Friday, January 29, 2010

What's Next?

I think the Anti-Prorogation rallies were successful in that they gave harper a major public-relations black-eye. But as someone wrote on some other blog's comments section somewhere, back in the day, various parliaments blithely ignored hand-written petitions with over ONE MILLION signatures, so there's no reason for harper to tremble in fear at 200,000 people on Facebook (quite a few of whom are there to troll and rationalize for harper) and tens of thousands of people standing a shouting for an afternoon.

Furthermore, the NDP and to a lesser extent the Liberals are proposing necessary reforms to limit a prime minister's recourse to prorogation in the future. I think it was actually Ignatieff who had said there weren't rules before because no prime minister was so debased and anti-democratic as to have so blatantly abused their power the way harper has. So, if they get passed these reforms will be a good thing.

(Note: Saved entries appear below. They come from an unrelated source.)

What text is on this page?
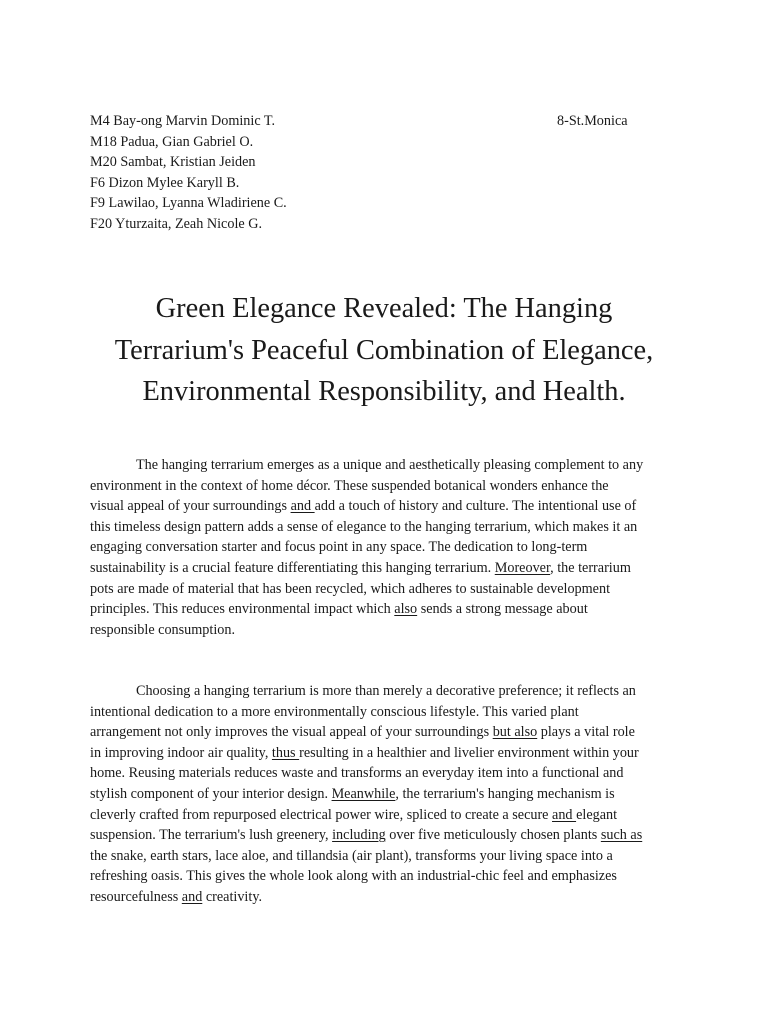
M4 Bay-ong Marvin Dominic T.
M18 Padua, Gian Gabriel O.
M20 Sambat, Kristian Jeiden
F6 Dizon Mylee Karyll B.
F9 Lawilao, Lyanna Wladiriene C.
F20 Yturzaita, Zeah Nicole G.
8-St.Monica
Green Elegance Revealed: The Hanging
Terrarium's Peaceful Combination of Elegance,
Environmental Responsibility, and Health.
The hanging terrarium emerges as a unique and aesthetically pleasing complement to any
environment in the context of home décor. These suspended botanical wonders enhance the
visual appeal of your surroundings and add a touch of history and culture. The intentional use of
this timeless design pattern adds a sense of elegance to the hanging terrarium, which makes it an
engaging conversation starter and focus point in any space. The dedication to long-term
sustainability is a crucial feature differentiating this hanging terrarium. Moreover, the terrarium
pots are made of material that has been recycled, which adheres to sustainable development
principles. This reduces environmental impact which also sends a strong message about
responsible consumption.
Choosing a hanging terrarium is more than merely a decorative preference; it reflects an
intentional dedication to a more environmentally conscious lifestyle. This varied plant
arrangement not only improves the visual appeal of your surroundings but also plays a vital role
in improving indoor air quality, thus resulting in a healthier and livelier environment within your
home. Reusing materials reduces waste and transforms an everyday item into a functional and
stylish component of your interior design. Meanwhile, the terrarium's hanging mechanism is
cleverly crafted from repurposed electrical power wire, spliced to create a secure and elegant
suspension. The terrarium's lush greenery, including over five meticulously chosen plants such as
the snake, earth stars, lace aloe, and tillandsia (air plant), transforms your living space into a
refreshing oasis. This gives the whole look along with an industrial-chic feel and emphasizes
resourcefulness and creativity.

But what I'd like to focus on, once again, is harper's obstruction of open inquiry into the treatment of prisoners in Afghanistan. What I want to focus on is holding harper to account for his behaviour in Afghanistan. I'm tired of the secrecy. I'm tired of the lies. I'm tired of putting up with this undemocratic imposition of an unpopular imperialist project.

Both the Liberals and the harpercons knew (and know) that full disclosure and discussion of "the Mission" (tm.) in Afghanistan would mean the end of "the Mission" and that's why the whole thing has been smothered in a blanket of obfuscation and lies. harper crossed the line though. It will be so healthy for our team to send him to prison. And everyone else who ordered these abominable practices.

2 comments:

Mark Richard Francis said...

Anything that underscores Harper's contempt of Parliament should be pursued.

Re: petitions... having them ignored by the government is showing contempt for the Canadian people. That's useful for us.

djn said...

But what were these petitions of 1 million? And were there any demonstrations associated with the demands of the petition?

I ask these questions because it is quite easy to ignore one million signatures when there isn't any evidence of that sort of sentiment on the streets.